Profesör Lawrence J. White; aşağıda ki linkte yer alan makalesinde , bu kararın oluşmasında pek de dikkat etmediğimiz bir faktöre dikkat çekiyor; Fotokopi makinesi… Fotokopinin icadıyla, kredi derecelendirme kuruluşu, müşterilerinin, hazırladıkları reyting raporlarını üçüncü kişilere ya da ilgili şirketlerle de bedavaya paylaşabileceklerinden korkmaya başladıklarını....Borç isteyenden de kendi paralarını kendileri toplamaya karar verdiklerini ve artık onlara raporlarını para ile satmaya başladıklarına vurgu yapıyor. http://lamfin.arizona.edu/fixi/creditmod/papers/White2010.pdf
Sistemin ne kadar büyük yozlaşmaya yüz tuttuğu ise ancak son 10 yılda anlaşılabilmiş. 2000’lerin başında Amerikan enerji devi Enron’un iflas etmek üzere olduğunu bile bile görmezden gelmişler ve piyasayı yanıltmışlar. Mortgage kredilerinin gruplandırılmasıyla oluşan RMBS ve borçların birleştirilerek yatırımcılara satıldığı borç iştiraklerine yani CDO’lara AAA kredi notu vererek, bankaların, fonların, devlet kurumlarının bu son derece riskli varlıklara yatırım yapmasına zemin hazırlamışlar. Tabii ki bunu hayır olsun diye yapmamışlar. Moody’s şirketinin bu riskli varlıkların derecelendirilmesinden doğan gelirleri 2002’de 61 milyon dolardan 2006 yılında 260 milyon dolara ulaşmış. S&P’nin CDO’larden geliri aynı 4 yılda 64 milyondolardan 265 milyon dolara ve RMBS’lerden geliri de 184 milyon dolardan 561 milyon dolara fırlamış.

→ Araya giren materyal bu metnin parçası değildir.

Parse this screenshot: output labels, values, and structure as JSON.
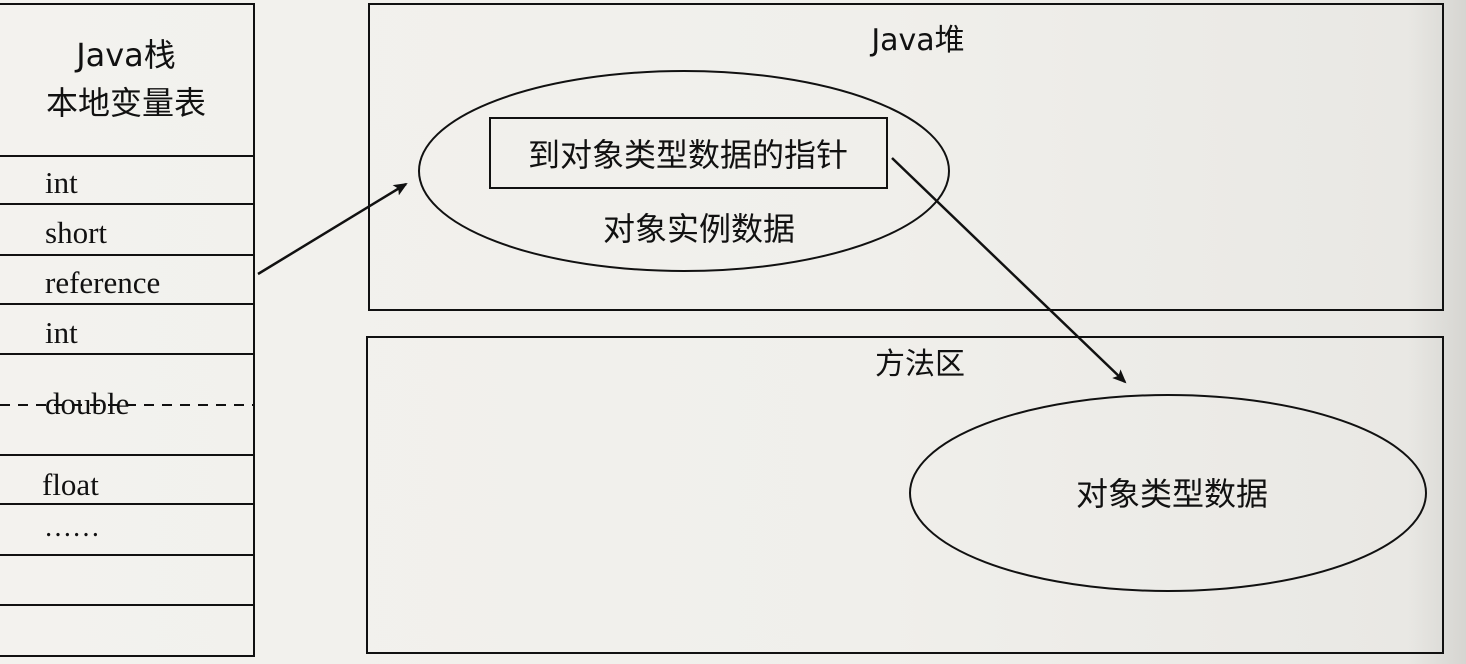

Bir S&P yöneticisinin çalışma arkadaşlarına 2006 yılında gönderdiği e mailde , ‘’Umut edelim ki bu kağıt kartlardan ev yıkılmadan önce hepimizi emekli olmuş ve müreffeh bir hayat standardına kavuşmuş olalım’’ sözleri Amerikan Senatosu raporuna bile girmiş. Piyasayı riskli yatırımlarla şişiren kredi derecelendirme kuruluşları, balonun patlamak üzere olduğunu görünce, 30 Ocak 2008 günü bütün bu riskli yatırımların kredi notlarını bir günde düşürerek ABD’deki mortgage krizinin başlamasını ve küresel ekonomik krize dönüşmesini tetiklemişler. O gün sadece S&P, 6 bin 300 ayrı kurumun reytingini düşürmüş
Son yüzyılda birkaç büyük krizden geçen Amerika, ekonomisini korusun kollasın diye oluşturduğu güçlerin aslında ekonomik krizlerin de kaynağı olduğu gerçeği ile böylece yüzleşmiş…

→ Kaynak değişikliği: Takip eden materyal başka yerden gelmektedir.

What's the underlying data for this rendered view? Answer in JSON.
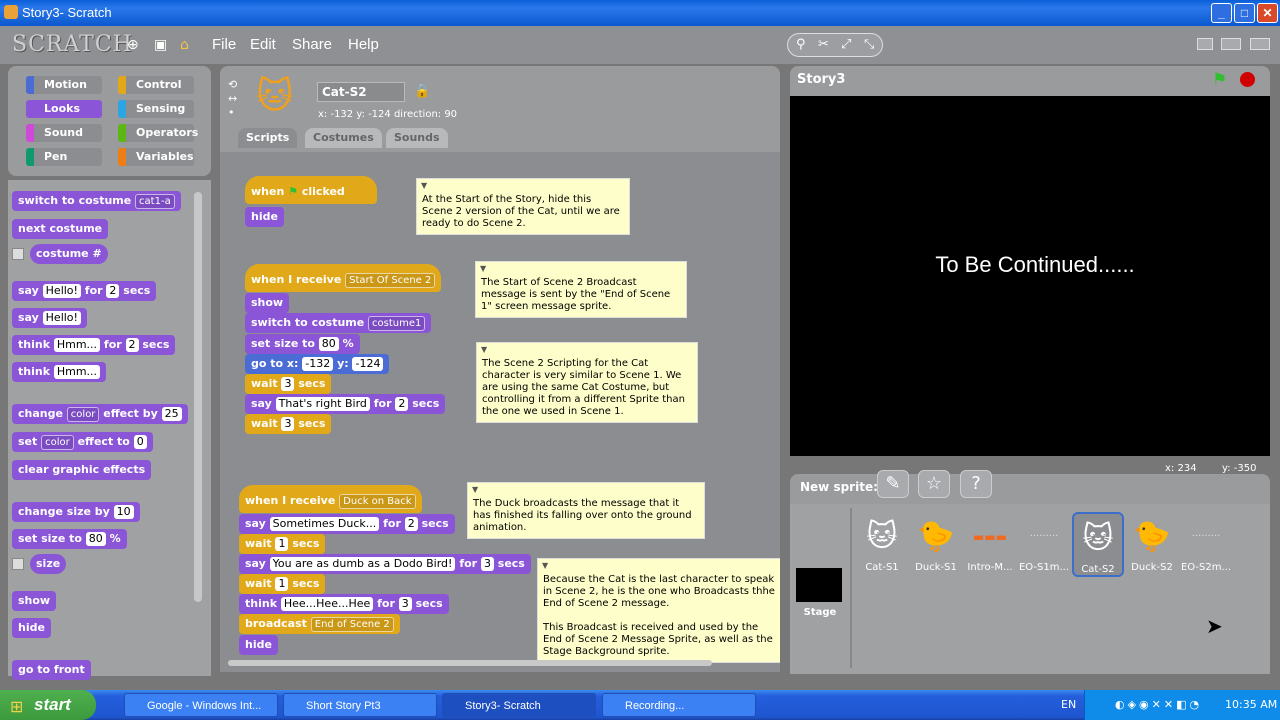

19’ncu yüzyılın demiryolu dünyasında, kısıtlı bilgi gereksinimini karşılamak amacıyla ihdas edilmiş kredi derecelendirme kuruluşlarının varlığı, bugünün endüstri 4.0 dünyasında gerek olup olmadığı artık daha çok tartışılır hale gelmiş durumda. Son yıllarda, kısa sürelerle birbiri ile çelişkili karne notları belki de kendi sonlarının hazılamakta. 1980’lerden itibaren borç piyasasının hızla küreselleşmesi nedeniyle belki daha bir süre finans dünyasının yer alabilecekler. Günümüz de önemli olan konu ise, bu kuruluşların daha şeffaf ve daha hesap sorulabilir hale dönüştürülmesinin aciliyeti…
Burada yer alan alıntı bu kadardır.